The mechanism is simple, really. The external site provides the user with a link to a URL like http://www.livejournal.com/tools/auth_add.bml?token= followed by some identifier which is just an arbitrary string generated and stored by the originating site. LiveJournal will generate a page with a button to confirm the token and, if the user confirms, the token will be stored on the server related to the userid of the remote user.

The external site can also (optionally, I guess) provide a parameter for a URL to return to once the process is complete, which LiveJournal would link to and take the user back to the originating site.

There is then another URL which does not require a remote user which is called with a username and token and simply responds “YES” if the given token is stored for the given user, and “NO” if it is not. Presumably the URL supplied by the originating site above would cause the software at that site to request this URL and see if the token was added to the given account.

The above is the basic outline. It will probably end up being a little more complex than this, for example having the tokens expire after 30 minutes.
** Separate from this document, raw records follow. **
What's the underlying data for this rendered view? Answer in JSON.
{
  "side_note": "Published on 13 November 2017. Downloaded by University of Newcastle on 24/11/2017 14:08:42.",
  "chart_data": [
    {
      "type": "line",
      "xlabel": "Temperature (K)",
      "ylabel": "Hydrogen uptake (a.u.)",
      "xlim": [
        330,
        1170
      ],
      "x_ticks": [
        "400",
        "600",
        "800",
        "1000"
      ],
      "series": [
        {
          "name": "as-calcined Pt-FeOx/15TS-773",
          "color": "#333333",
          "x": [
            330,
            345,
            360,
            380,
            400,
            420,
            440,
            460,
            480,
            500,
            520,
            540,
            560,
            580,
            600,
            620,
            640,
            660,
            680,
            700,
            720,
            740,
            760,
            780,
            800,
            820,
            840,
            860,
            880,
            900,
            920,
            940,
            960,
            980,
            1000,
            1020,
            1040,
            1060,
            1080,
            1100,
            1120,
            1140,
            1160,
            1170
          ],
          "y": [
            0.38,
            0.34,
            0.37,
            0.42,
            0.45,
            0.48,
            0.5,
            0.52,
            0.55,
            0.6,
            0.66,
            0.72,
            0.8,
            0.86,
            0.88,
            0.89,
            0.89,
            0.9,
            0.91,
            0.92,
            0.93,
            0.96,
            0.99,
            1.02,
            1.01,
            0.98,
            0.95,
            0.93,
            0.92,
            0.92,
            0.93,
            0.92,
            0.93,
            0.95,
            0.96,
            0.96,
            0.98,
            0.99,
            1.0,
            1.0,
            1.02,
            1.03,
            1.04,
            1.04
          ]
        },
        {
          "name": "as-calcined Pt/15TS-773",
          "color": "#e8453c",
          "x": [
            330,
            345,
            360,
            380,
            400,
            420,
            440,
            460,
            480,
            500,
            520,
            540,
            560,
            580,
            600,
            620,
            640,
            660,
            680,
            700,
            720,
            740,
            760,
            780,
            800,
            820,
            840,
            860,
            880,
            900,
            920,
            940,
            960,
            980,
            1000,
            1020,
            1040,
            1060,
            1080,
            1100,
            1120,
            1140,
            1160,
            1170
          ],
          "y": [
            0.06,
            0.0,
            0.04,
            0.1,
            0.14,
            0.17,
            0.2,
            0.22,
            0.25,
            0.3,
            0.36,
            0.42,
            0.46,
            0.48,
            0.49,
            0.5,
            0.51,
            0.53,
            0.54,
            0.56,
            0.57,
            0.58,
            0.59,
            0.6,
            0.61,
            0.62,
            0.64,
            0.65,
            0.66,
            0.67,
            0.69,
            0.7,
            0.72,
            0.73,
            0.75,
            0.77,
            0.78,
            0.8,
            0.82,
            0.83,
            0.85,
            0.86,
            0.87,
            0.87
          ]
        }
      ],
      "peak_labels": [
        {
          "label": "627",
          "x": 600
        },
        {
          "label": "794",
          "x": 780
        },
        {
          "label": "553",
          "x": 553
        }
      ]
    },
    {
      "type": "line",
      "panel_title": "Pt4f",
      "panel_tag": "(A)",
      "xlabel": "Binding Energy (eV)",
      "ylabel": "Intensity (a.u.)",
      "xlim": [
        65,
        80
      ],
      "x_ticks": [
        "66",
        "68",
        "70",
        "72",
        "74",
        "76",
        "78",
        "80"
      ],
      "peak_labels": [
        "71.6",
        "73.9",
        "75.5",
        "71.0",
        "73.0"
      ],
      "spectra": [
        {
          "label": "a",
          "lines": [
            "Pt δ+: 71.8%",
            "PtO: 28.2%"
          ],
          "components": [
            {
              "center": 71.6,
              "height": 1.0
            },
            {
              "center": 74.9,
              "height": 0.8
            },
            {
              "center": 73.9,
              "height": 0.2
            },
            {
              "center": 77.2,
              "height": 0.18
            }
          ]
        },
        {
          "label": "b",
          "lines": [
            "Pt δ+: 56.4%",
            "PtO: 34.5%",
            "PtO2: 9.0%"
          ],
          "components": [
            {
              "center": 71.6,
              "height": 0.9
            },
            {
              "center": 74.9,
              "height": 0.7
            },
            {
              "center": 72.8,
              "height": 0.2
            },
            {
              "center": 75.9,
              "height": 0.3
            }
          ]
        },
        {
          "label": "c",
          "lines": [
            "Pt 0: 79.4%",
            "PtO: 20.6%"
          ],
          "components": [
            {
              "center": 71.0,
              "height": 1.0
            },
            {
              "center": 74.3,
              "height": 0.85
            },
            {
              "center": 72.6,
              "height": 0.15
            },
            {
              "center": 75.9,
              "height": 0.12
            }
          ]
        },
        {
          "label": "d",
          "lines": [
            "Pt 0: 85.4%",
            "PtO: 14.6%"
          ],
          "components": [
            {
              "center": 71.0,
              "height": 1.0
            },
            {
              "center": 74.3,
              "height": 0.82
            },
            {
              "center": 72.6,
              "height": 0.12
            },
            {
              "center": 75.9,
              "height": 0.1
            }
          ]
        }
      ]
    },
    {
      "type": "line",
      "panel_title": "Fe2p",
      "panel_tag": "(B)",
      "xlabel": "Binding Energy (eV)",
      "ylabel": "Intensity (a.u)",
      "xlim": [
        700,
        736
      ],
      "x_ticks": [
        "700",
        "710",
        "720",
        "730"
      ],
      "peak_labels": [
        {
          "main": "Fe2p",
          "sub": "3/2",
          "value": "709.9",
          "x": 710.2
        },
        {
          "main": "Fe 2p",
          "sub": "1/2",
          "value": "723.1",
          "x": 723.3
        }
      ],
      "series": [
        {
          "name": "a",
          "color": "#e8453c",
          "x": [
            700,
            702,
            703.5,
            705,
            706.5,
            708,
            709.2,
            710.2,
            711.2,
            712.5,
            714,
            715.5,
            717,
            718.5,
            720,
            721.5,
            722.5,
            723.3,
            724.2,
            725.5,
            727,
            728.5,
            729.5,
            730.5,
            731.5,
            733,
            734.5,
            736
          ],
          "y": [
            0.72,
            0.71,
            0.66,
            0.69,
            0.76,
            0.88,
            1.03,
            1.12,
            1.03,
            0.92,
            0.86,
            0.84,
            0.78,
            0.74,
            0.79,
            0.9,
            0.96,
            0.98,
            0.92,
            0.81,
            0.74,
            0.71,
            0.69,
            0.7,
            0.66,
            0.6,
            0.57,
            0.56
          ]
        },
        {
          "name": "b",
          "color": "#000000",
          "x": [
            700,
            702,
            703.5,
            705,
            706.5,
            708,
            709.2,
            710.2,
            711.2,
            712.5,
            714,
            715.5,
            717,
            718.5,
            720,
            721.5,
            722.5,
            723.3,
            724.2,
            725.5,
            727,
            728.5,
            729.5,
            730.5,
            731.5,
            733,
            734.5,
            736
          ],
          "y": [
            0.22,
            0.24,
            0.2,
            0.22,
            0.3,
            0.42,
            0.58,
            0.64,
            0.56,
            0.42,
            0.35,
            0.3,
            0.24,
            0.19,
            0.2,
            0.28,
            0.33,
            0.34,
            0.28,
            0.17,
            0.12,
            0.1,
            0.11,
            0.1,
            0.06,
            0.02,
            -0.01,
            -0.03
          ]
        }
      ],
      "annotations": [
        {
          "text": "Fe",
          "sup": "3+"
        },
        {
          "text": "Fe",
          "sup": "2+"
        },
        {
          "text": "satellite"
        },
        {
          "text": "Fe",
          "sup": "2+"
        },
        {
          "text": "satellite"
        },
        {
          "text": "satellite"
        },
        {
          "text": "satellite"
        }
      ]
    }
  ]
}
Perhaps we could also allow the site to restrict the journaltype too so that they can require that only journaltype P can auth with them, although I suspect that would be a separate information-retrieval API rather than part of this system, since sites would probably want to validate that an account exists and is of a given type before they create the account on their system, rather than creating it and not letting it validate later.

The only real problem I see with this system is that LJ may get stuck supporting it even after something better comes along. However, I suspect the usual transitional period would be provided before this protocol was ditched after the advent of a superior system. It's got to be better than sites pulling down userinfo pages!